Overview
This article discusses Pinterest's transition to using Druid as its next-generation analytics data store, detailing the architecture and optimization strategies for host types. It highlights the limitations of HBase and the benefits of Druid in handling analytics workloads.
What You'll Learn
1
How to optimize host types for memory in Druid deployments
2
Why Druid is preferred over HBase for analytics workloads
3
How to implement a lambda architecture for data ingestion
Prerequisites & Requirements
- Understanding of data analytics and data warehousing concepts
- Familiarity with Druid and Kafka(optional)
Key Questions Answered
What are the limitations of using HBase for analytics at Pinterest?
HBase's limitations include its unsuitability for analytics query patterns, high costs of pre-calculating filter combinations, and operational challenges as data sets grow.
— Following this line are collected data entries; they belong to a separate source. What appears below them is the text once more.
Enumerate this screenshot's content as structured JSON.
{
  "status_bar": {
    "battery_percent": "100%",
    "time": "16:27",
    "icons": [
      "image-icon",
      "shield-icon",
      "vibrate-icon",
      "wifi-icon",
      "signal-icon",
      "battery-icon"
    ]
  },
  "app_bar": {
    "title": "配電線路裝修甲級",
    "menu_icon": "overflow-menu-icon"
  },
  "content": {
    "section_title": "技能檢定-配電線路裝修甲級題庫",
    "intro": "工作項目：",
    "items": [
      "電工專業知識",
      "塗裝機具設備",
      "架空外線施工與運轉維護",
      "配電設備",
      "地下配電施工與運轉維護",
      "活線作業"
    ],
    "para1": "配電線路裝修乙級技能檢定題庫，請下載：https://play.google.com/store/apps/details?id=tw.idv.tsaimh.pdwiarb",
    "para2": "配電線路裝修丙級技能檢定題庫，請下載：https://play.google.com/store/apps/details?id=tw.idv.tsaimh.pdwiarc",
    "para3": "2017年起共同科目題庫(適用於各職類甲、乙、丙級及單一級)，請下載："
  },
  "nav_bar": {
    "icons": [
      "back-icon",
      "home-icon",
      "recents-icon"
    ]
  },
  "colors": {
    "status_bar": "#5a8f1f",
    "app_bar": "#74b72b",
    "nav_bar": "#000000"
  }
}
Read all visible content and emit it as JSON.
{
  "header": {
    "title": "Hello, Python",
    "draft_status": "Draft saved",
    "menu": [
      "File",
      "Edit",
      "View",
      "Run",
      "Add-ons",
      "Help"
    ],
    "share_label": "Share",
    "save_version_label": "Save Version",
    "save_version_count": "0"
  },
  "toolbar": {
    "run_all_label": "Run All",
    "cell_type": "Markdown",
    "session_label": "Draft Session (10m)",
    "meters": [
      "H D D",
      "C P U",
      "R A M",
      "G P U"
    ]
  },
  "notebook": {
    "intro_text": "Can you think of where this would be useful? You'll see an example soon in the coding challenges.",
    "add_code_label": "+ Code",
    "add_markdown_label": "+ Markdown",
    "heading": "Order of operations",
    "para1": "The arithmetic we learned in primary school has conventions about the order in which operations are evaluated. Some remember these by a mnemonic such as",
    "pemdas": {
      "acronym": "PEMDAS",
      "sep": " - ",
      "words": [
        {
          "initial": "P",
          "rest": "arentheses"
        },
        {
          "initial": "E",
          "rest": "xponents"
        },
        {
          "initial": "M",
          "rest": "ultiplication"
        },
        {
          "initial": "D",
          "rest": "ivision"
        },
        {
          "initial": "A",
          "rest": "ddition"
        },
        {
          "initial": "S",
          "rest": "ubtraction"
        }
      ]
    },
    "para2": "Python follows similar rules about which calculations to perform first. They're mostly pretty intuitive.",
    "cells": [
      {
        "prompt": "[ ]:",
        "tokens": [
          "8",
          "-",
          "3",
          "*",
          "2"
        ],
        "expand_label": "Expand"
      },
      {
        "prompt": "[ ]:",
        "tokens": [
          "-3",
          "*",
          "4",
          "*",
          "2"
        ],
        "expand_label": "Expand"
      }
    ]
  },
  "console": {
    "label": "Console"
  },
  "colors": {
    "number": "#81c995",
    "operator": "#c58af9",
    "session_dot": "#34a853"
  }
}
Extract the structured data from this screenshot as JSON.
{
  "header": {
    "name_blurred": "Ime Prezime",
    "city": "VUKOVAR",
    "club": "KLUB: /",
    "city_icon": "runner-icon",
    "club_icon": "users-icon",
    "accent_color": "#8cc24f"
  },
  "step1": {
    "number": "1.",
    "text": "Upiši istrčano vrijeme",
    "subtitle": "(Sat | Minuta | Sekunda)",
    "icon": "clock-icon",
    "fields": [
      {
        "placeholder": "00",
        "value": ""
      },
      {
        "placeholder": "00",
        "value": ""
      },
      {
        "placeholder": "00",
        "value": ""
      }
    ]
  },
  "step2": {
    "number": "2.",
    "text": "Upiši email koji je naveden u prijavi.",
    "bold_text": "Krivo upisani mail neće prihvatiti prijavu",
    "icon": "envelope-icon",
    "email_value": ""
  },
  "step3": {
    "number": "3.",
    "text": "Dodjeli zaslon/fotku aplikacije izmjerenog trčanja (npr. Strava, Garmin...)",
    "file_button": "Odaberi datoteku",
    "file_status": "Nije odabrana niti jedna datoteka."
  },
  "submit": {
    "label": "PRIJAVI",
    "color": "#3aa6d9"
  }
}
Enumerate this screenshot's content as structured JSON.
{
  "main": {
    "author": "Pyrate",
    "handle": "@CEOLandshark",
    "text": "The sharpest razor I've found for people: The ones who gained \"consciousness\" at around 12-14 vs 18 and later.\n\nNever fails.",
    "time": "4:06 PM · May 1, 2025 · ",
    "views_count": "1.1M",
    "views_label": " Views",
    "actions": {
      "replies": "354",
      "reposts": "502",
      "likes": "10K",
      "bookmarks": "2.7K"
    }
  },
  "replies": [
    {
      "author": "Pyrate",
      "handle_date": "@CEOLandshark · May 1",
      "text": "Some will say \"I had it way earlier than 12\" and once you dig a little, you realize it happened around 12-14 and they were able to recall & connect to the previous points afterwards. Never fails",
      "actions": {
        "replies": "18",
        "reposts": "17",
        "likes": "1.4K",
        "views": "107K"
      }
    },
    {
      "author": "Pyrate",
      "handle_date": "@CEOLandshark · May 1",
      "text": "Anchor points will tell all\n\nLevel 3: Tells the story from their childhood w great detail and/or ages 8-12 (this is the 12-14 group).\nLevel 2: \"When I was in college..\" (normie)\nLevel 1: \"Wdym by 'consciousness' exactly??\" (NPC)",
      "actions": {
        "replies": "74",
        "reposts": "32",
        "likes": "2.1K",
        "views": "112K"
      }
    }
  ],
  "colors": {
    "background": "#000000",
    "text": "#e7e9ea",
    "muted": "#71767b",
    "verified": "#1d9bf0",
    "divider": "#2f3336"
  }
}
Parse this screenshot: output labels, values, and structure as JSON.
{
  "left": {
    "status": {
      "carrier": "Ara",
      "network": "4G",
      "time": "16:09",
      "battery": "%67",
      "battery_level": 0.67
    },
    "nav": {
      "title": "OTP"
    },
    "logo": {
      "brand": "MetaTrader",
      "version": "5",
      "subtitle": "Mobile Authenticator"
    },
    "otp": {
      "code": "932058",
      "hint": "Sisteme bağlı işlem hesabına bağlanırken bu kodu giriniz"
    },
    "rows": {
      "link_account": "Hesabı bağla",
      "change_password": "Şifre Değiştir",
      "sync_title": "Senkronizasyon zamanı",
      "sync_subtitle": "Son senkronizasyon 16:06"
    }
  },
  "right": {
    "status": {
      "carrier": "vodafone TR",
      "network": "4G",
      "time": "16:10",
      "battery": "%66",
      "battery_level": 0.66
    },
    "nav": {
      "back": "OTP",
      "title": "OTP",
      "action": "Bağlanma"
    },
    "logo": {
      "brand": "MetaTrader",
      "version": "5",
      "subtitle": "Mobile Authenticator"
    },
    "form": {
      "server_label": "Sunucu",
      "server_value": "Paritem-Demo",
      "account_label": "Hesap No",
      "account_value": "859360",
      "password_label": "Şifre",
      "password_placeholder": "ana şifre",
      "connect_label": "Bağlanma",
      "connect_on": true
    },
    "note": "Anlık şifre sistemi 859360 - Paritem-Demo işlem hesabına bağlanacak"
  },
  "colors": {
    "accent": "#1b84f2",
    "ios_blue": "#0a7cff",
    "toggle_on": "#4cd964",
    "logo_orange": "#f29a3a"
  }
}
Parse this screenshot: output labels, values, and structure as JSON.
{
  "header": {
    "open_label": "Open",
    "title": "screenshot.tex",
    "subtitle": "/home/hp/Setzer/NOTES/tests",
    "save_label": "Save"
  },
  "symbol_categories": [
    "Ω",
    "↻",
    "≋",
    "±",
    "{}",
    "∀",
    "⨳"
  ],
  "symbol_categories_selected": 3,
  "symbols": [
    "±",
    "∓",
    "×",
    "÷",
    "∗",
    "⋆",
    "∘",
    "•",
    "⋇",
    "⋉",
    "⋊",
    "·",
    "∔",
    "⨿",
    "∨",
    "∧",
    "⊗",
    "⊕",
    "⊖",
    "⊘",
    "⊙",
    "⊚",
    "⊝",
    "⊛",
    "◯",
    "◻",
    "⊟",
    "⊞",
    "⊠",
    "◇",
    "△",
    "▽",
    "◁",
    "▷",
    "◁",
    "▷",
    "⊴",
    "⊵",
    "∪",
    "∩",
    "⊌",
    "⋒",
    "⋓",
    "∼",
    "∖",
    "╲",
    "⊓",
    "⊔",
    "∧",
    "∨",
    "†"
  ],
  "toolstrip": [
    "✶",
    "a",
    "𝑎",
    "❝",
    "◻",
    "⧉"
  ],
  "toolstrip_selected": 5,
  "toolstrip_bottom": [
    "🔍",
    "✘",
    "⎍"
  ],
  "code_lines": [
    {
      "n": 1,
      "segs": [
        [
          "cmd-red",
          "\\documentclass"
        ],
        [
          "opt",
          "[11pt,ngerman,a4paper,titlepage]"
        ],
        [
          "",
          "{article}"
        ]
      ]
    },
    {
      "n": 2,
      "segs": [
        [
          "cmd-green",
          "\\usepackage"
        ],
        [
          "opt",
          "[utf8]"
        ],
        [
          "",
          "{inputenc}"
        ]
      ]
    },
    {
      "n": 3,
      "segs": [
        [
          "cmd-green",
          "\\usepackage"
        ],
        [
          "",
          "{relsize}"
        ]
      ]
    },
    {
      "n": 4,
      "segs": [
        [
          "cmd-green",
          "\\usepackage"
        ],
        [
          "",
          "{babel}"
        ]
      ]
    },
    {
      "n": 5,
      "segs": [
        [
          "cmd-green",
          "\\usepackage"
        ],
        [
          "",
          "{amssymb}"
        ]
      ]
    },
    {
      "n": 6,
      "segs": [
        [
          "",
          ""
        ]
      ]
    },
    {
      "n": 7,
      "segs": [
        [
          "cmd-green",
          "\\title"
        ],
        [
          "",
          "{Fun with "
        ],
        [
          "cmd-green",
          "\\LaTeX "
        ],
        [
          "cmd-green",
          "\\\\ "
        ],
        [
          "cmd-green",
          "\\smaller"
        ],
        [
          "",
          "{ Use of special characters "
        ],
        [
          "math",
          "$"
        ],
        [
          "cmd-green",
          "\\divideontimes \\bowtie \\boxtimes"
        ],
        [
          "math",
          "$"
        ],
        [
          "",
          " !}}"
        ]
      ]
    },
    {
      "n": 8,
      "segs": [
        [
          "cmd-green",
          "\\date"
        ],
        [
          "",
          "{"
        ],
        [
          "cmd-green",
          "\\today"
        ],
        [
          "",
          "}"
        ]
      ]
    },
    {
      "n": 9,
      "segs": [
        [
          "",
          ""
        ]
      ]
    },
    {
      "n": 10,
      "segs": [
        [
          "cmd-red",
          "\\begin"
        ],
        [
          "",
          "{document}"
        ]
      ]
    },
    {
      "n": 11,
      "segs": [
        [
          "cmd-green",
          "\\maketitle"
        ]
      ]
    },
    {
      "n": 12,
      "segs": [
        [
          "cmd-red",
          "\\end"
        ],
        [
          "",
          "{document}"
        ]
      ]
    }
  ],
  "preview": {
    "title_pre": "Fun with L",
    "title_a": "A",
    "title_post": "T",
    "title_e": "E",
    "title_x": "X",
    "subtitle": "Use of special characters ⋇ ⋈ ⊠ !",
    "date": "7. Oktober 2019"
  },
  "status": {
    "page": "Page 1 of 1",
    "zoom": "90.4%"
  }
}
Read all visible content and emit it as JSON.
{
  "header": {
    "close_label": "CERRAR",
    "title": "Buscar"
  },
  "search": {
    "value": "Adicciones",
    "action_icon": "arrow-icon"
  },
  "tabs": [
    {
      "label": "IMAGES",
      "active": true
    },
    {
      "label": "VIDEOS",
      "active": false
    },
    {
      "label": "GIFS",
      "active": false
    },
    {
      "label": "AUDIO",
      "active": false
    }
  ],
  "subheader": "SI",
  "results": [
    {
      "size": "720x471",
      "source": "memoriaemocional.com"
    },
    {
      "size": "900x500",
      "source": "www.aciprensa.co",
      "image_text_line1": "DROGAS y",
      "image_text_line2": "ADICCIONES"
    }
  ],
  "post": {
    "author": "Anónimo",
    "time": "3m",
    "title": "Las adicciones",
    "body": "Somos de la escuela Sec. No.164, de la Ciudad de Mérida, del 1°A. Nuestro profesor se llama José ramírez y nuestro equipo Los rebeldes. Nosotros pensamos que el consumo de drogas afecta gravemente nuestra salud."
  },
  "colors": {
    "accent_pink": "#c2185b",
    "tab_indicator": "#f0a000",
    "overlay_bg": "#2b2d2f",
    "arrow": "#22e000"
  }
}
These issues prompted Pinterest to transition to Druid for better performance and flexibility.
How does Pinterest's architecture utilize Druid for data ingestion?
Pinterest employs a lambda architecture for data ingestion, combining batch processes that transform data from S3 into Druid index files with real-time streaming from Kafka. This dual approach allows for efficient handling of both historical and real-time analytics.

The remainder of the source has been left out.